La crise sanitaire liée à la pandémie de covid-19 s’est transformée en une crise sociale et économique qui affecte, avec des degrés d’intensité variables, l’ensemble des secteurs d’activité. Elle se traduira immanquablement par une montée sensible du taux de chômage et une augmentation du nombre de défaillances d’entreprise.

En 2021, l’ampleur des faillites et la montée du chômage vont affecter directement les cabinets de courtage, qui seront confrontés, toutes branches confondues à la baisse de la masse assurable. Ainsi, alors que leur chiffre d’affaires pour 2020 a été relativement préservé en raison des particularités de notre cycle de production, les courtiers seront touchés par la crise à leur tour, et le demeurer jusqu’à ce que leurs clients parviennent à se redresser. Dans ce contexte, cette réforme va venir accroître la pression juridique et économique – les nouvelles mesures induiront une charge financière, nous l’avons déjà souligné – sur les dirigeants de cabinet de courtage.
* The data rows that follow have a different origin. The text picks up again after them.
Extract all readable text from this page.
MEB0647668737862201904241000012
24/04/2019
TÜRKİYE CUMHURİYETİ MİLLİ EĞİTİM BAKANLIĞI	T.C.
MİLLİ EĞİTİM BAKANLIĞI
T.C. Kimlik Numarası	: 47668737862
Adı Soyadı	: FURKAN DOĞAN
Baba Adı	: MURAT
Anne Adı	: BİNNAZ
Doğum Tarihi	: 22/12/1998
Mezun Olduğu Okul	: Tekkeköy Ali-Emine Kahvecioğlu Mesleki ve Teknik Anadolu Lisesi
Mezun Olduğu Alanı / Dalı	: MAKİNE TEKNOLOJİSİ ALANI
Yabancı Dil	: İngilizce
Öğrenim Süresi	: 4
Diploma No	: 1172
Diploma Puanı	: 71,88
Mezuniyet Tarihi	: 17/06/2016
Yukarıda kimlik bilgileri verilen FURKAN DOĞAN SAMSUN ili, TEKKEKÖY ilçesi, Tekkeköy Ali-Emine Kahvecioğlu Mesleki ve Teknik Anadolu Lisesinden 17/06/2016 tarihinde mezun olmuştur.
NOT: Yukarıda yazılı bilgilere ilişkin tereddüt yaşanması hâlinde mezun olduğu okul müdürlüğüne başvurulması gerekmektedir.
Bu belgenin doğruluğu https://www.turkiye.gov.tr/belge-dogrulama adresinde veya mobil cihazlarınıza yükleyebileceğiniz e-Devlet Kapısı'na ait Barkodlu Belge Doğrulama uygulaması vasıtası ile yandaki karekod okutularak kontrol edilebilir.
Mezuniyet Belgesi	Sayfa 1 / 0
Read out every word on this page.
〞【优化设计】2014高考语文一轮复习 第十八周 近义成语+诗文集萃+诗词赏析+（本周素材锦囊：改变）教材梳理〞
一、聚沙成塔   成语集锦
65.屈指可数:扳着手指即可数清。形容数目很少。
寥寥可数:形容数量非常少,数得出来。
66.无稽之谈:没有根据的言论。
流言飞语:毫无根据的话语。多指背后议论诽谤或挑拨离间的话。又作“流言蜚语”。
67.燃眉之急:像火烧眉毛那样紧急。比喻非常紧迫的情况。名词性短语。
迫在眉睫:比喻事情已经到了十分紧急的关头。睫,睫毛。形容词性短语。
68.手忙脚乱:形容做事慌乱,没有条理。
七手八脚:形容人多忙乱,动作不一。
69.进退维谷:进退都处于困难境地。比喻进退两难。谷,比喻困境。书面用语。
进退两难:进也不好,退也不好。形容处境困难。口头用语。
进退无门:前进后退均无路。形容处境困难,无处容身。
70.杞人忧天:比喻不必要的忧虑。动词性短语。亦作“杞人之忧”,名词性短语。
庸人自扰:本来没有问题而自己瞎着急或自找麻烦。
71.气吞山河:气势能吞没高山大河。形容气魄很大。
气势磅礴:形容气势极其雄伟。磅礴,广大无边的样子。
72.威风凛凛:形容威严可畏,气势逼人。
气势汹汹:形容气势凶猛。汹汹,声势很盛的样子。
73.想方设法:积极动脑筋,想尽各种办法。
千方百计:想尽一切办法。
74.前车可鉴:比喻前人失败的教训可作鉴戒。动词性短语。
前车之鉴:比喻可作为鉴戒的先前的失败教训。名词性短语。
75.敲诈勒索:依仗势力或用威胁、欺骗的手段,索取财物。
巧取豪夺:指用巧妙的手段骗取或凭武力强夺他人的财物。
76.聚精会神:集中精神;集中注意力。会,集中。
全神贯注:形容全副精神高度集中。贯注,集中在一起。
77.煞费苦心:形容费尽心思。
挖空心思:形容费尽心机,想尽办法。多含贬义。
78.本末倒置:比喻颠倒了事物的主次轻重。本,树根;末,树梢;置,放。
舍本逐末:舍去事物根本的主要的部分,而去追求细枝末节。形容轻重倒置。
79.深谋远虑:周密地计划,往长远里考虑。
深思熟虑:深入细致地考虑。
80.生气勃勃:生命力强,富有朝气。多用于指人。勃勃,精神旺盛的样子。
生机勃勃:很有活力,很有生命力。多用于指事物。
Quant aux associations professionnelles chargées de mettre la réforme en œuvre, il est essentiel qu’elles aient eu le temps, avant même l’entrée en vigueur du dispositif, de s’organiser sur le plan matériel, notamment grâce à la création d’un système informatique dédié, et humain, grâce à des recrutements importants et à la formation.

L’amendement vise à préserver la pérennité du secteur du courtage en laissant aux différents acteurs le temps de se préparer à une mise en œuvre efficiente des mesures issues de la nouvelle réforme.